In a move that may set back the private placement of a 26 per cent stake in development finance institution IFCI, state-owned banks and insurance companies have rejected a plan to convert a part of its dues into equity. These institutions hold optionally convertible debentures against the Rs 1,478 crore interest-free debt they had provided IFCI in 2002.
According to highly placed sources, state-owned banks have insisted they want to convert their Rs 800 crore loans to IFCI into equity. And Life Insurance Corporation, which has a Rs 300 crore exposure, said it wants to retain its holding at the current 8.4 per cent after the private placement. Any conversion formula would have to take this into account, sources close to the deal said.
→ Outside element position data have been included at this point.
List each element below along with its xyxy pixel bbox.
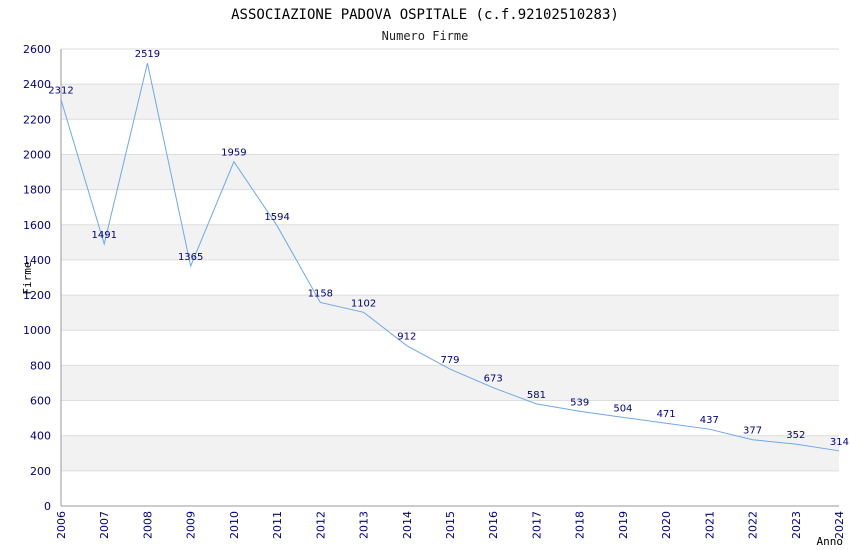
x-tick-label: 2016 [487, 511, 500, 539]
data-label: 1158 [308, 288, 333, 299]
series-line [60, 63, 840, 452]
y-tick-label: 2200 [23, 113, 51, 126]
data-label: 779 [440, 355, 459, 366]
plot-band [61, 435, 839, 471]
data-label: 377 [743, 426, 762, 437]
x-tick-label: 2015 [444, 511, 457, 539]
data-label: 1491 [91, 230, 116, 241]
x-tick-label: 2014 [401, 511, 414, 539]
data-label: 2312 [48, 86, 73, 97]
data-label: 437 [700, 415, 719, 426]
y-tick-label: 400 [30, 430, 51, 443]
y-tick-label: 1000 [23, 324, 51, 337]
y-tick-label: 800 [30, 359, 51, 372]
x-axis-label: Anno [817, 535, 844, 548]
x-tick-label: 2013 [358, 511, 371, 539]
data-label: 352 [786, 430, 805, 441]
y-tick-label: 2000 [23, 148, 51, 161]
x-tick-label: 2009 [185, 511, 198, 539]
data-label: 1959 [221, 148, 246, 159]
x-tick-label: 2006 [55, 511, 68, 539]
x-tick-label: 2018 [574, 511, 587, 539]
x-tick-label: 2008 [141, 511, 154, 539]
y-tick-label: 2600 [23, 43, 51, 56]
x-tick-label: 2023 [790, 511, 803, 539]
x-ticks: 2006 2007 2008 2009 2010 2011 2012 2013 2014 2015… [55, 511, 846, 539]
data-label: 1365 [178, 252, 203, 263]
y-tick-label: 1200 [23, 289, 51, 302]
x-tick-label: 2011 [271, 511, 284, 539]
chart-subtitle: Numero Firme [382, 29, 469, 43]
data-labels: 2312 1491 2519 1365 1959 1594 1158 1102 912 779 67… [48, 49, 849, 448]
x-tick-label: 2017 [530, 511, 543, 539]
y-tick-label: 200 [30, 465, 51, 478]
series-lines [60, 63, 840, 452]
plot-band [61, 84, 839, 120]
gridlines [61, 48, 839, 507]
y-tick-label: 1800 [23, 184, 51, 197]
x-tick-label: 2012 [314, 511, 327, 539]
x-tick-label: 2022 [747, 511, 760, 539]
data-label: 504 [613, 403, 632, 414]
data-label: 1594 [264, 212, 289, 223]
data-label: 581 [527, 390, 546, 401]
y-tick-label: 2400 [23, 78, 51, 91]
x-tick-label: 2024 [833, 511, 846, 539]
y-ticks: 0 200 400 600 800 1000 1200 1400 1600 1800 2000 220… [23, 43, 51, 513]
data-label: 2519 [135, 49, 160, 60]
y-tick-label: 1400 [23, 254, 51, 267]
data-label: 912 [397, 332, 416, 343]
plot-band [61, 365, 839, 401]
data-label: 673 [484, 374, 503, 385]
data-label: 314 [830, 437, 849, 448]
x-tick-label: 2021 [703, 511, 716, 539]
x-tick-label: 2007 [98, 511, 111, 539]
x-tick-label: 2019 [617, 511, 630, 539]
x-tick-label: 2010 [228, 511, 241, 539]
y-axis-label: Firme [21, 261, 34, 294]
data-label: 471 [657, 409, 676, 420]
plot-band [61, 224, 839, 260]
y-tick-label: 1600 [23, 219, 51, 232]
data-label: 1102 [351, 298, 376, 309]
plot-band [61, 295, 839, 331]
y-tick-label: 600 [30, 395, 51, 408]
y-tick-label: 0 [44, 500, 51, 513]
x-tick-label: 2020 [660, 511, 673, 539]
plot-band [61, 154, 839, 190]
plot-bands [61, 84, 839, 471]
chart-title: ASSOCIAZIONE PADOVA OSPITALE (c.f.921025… [231, 7, 619, 23]
data-label: 539 [570, 397, 589, 408]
The banks and LIC conveyed their decision to IFCI earlier this month.
Sources in IFCI said the stake sale process was inclusive and would take some more time. However, IFCI executives were not available for comment on the new demand from creditors.
The finance ministry had, at a meeting with IFCI and its creditors in October, hammered out a formula where IFIC would convert up to half the Rs 1,478 crore debt into equity and the rest into bonds bearing interest at half a percentage point below the 10-year treasury bond.
IFCI, however, has offered to convert only 30 per cent of the creditors’ dues into equity and rest into debt bearing interest 150 basis points below the 10-year gilt, according to one of the bankers. “Since IFCI has decided to issue fresh equity to strategic investors, we are seeking to convert the debt into equity,” he added.